Several years ago I was down on my luck. I had just seen the departure of a roommate who was like my sister. I was also having a conflict of faith because I had a falling out with a friend who would not stop using drugs. A month later, he would die as a result of the disease of addiction. It was a huge storm and I was set to travel to do a gig in Queens. A tornado hit, and the J line was delayed. I somehow got there, and was the only comedian to show up. The place was called Nier's Tavern. I ended up not only performing, but getting all the money in the bucket. After I was done the host explained, "This place is legendary. It's where Mae West used to perform."

My mouth dropped open. What are the odds I would be in the spot where my hero used to do her thing? I remember getting a ride home from the son of a murdered Mexican Rodeo Star, don't ask. As I stepped over the power lines that were down and the trees that were struck, I felt alright. Yes I felt down and out. But I had just performed where my hero had more than eighty years earlier. This was not a mere coincidence. One month later my puppet children and I would appear on national television. My life would never be the same again.
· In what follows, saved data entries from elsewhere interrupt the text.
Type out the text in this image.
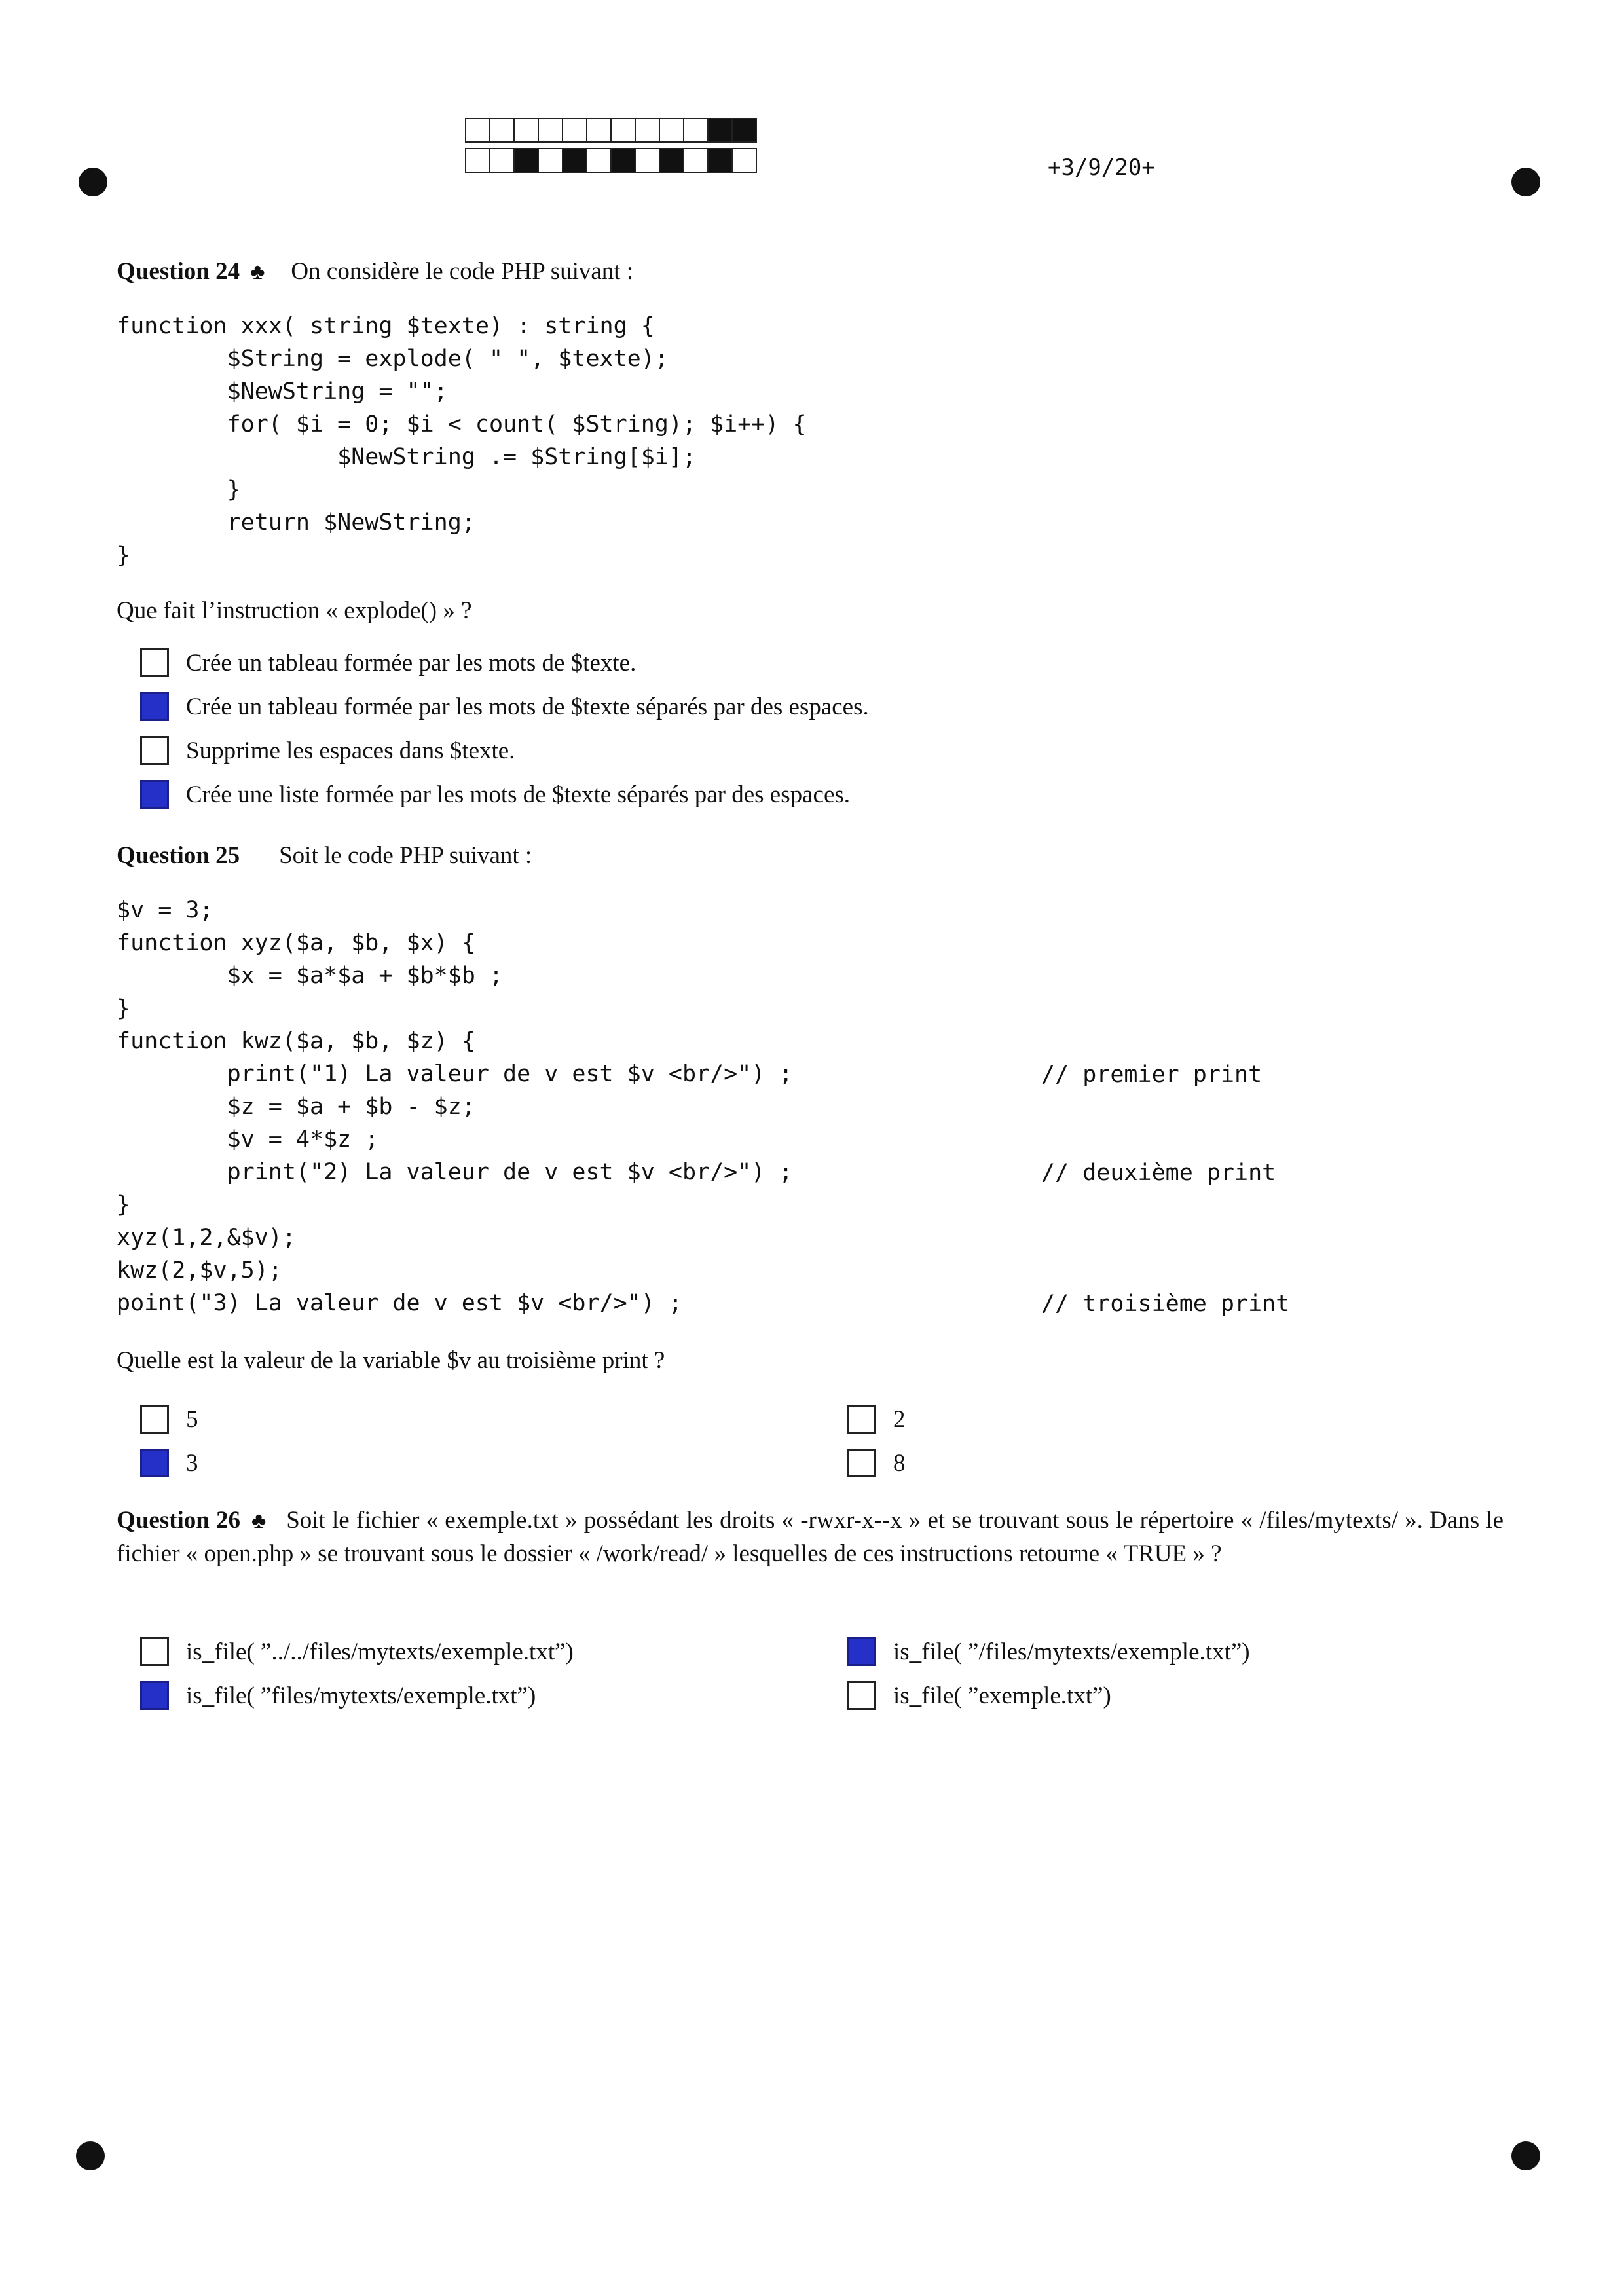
+3/9/20+
Question 24 ♣ On considère le code PHP suivant :
function xxx( string $texte) : string {
$String = explode( " ", $texte);
$NewString = "";
for( $i = 0; $i < count( $String); $i++) {
$NewString .= $String[$i];
}
return $NewString;
}
Que fait l’instruction « explode() » ?
Crée un tableau formée par les mots de $texte.
Crée un tableau formée par les mots de $texte séparés par des espaces.
Supprime les espaces dans $texte.
Crée une liste formée par les mots de $texte séparés par des espaces.
Question 25 Soit le code PHP suivant :
$v = 3;
function xyz($a, $b, $x) {
$x = $a*$a + $b*$b ;
}
function kwz($a, $b, $z) {
print("1) La valeur de v est $v <br/>") ;
$z = $a + $b - $z;
$v = 4*$z ;
print("2) La valeur de v est $v <br/>") ;
}
xyz(1,2,&$v);
kwz(2,$v,5);
point("3) La valeur de v est $v <br/>") ;
// premier print
// deuxième print
// troisième print
Quelle est la valeur de la variable $v au troisième print ?
5
3
2
8
Question 26 ♣ Soit le fichier « exemple.txt » possédant les droits « -rwxr-x--x » et se trouvant sous le répertoire « /files/mytexts/ ». Dans le fichier « open.php » se trouvant sous le dossier « /work/read/ » lesquelles de ces instructions retourne « TRUE » ?
is_file( ”../../files/mytexts/exemple.txt”)
is_file( ”files/mytexts/exemple.txt”)
is_file( ”/files/mytexts/exemple.txt”)
is_file( ”exemple.txt”)
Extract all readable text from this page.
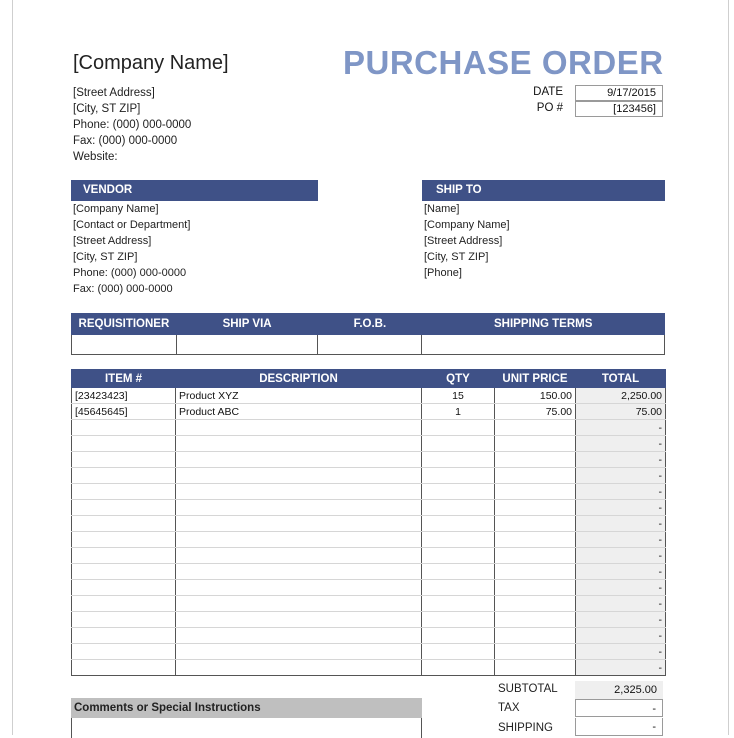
[Company Name]	PURCHASE ORDER
[Street Address]
[City, ST ZIP]
Phone: (000) 000-0000
Fax: (000) 000-0000
Website:
DATE	9/17/2015
PO #	[123456]
VENDOR
[Company Name]
[Contact or Department]
[Street Address]
[City, ST ZIP]
Phone: (000) 000-0000
Fax: (000) 000-0000
SHIP TO
[Name]
[Company Name]
[Street Address]
[City, ST ZIP]
[Phone]
REQUISITIONER	SHIP VIA	F.O.B.	SHIPPING TERMS

ITEM #	DESCRIPTION	QTY	UNIT PRICE	TOTAL
[23423423]	Product XYZ	15	150.00	2,250.00
[45645645]	Product ABC	1	75.00	75.00
				-
				-
				-
				-
				-
				-
				-
				-
				-
				-
				-
				-
				-
				-
				-
				-
SUBTOTAL	2,325.00
TAX	-
SHIPPING	-
Comments or Special Instructions
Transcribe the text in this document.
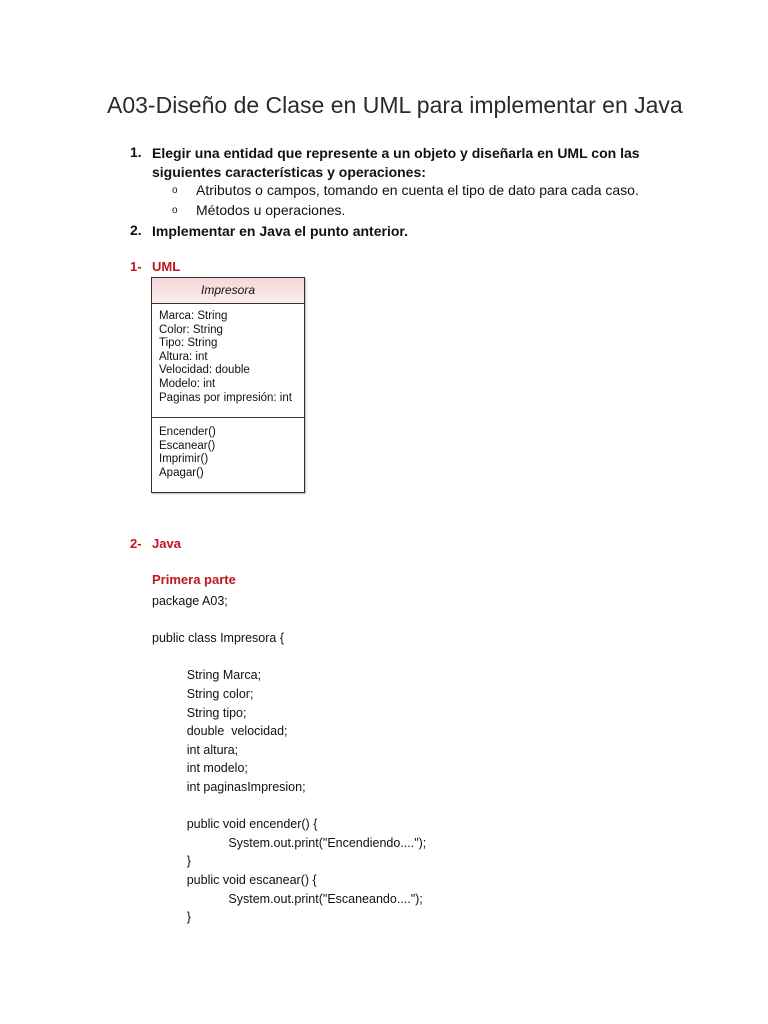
A03-Diseño de Clase en UML para implementar en Java
1. Elegir una entidad que represente a un objeto y diseñarla en UML con las
siguientes características y operaciones:
o Atributos o campos, tomando en cuenta el tipo de dato para cada caso.
o Métodos u operaciones.
2. Implementar en Java el punto anterior.
1- UML
Impresora
Marca: String
Color: String
Tipo: String
Altura: int
Velocidad: double
Modelo: int
Paginas por impresión: int
Encender()
Escanear()
Imprimir()
Apagar()
2- Java
Primera parte
package A03;
public class Impresora {
String Marca;
String color;
String tipo;
double  velocidad;
int altura;
int modelo;
int paginasImpresion;
public void encender() {
System.out.print("Encendiendo....");
}
public void escanear() {
System.out.print("Escaneando....");
}
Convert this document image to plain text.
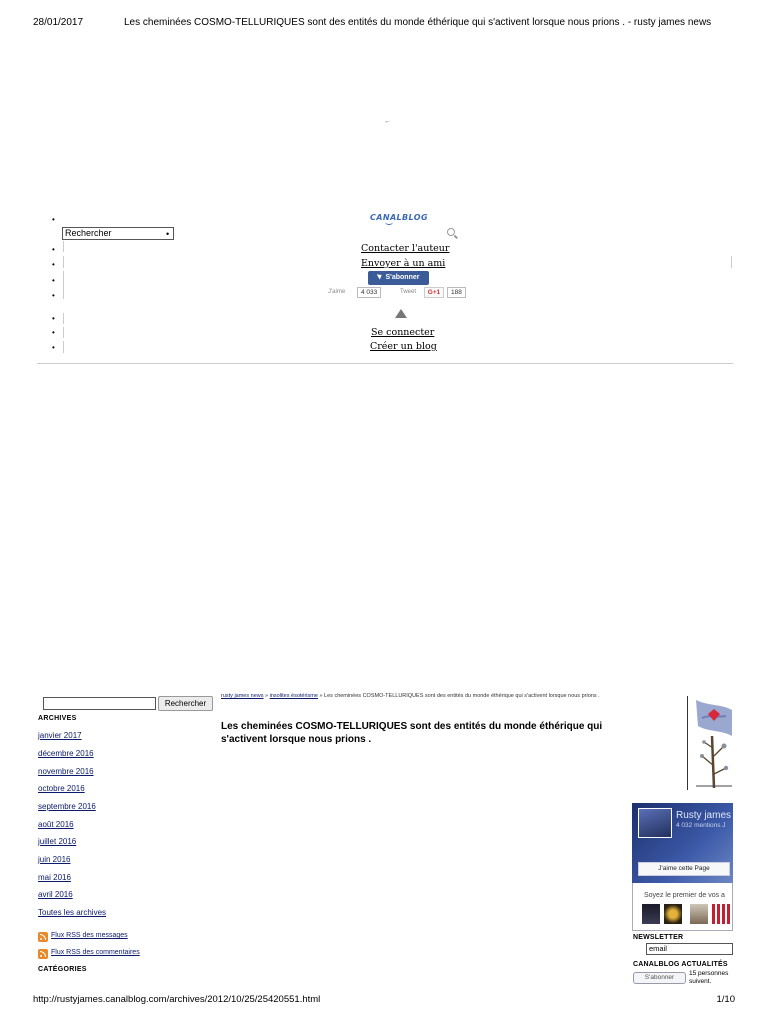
28/01/2017	Les cheminées COSMO-TELLURIQUES sont des entités du monde éthérique qui s'activent lorsque nous prions . - rusty james news
←
•
•
•
•
•
•
•
•
CANALBLOG
Rechercher	•
Contacter l'auteur
Envoyer à un ami
S'abonner
J'aime	4 033	Tweet	G+1	188
Se connecter
Créer un blog
Rechercher
ARCHIVES
janvier 2017
décembre 2016
novembre 2016
octobre 2016
septembre 2016
août 2016
juillet 2016
juin 2016
mai 2016
avril 2016
Toutes les archives
Flux RSS des messages
Flux RSS des commentaires
CATÉGORIES
rusty james news » insolites ésotérisme » Les cheminées COSMO-TELLURIQUES sont des entités du monde éthérique qui s'activent lorsque nous prions .
Les cheminées COSMO-TELLURIQUES sont des entités du monde éthérique qui s'activent lorsque nous prions .
Rusty james
4 032 mentions J
J'aime cette Page
Soyez le premier de vos a
NEWSLETTER
email
CANALBLOG ACTUALITÉS
S'abonner
15 personnes
suivent.
http://rustyjames.canalblog.com/archives/2012/10/25/25420551.html	1/10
I am different am like my old movie star angel in many ways. For one, we both did burlesque and vaudeville. While hers was more the real thing, I have done the neo version. We both have to create our own work in order to stand out, and have received a plethora of positive and negative attention for it. Not to mention it took her a while to see success, and it has taken me longer than the cookie cutter folks. But when we get it, we get it in bigger and better doses. We are both our own people, and no one censors us. We both aren't afraid to stand up to sexist men or jealous women. She doesn't come with puppets and I do. That's fine. I think we can both live with that.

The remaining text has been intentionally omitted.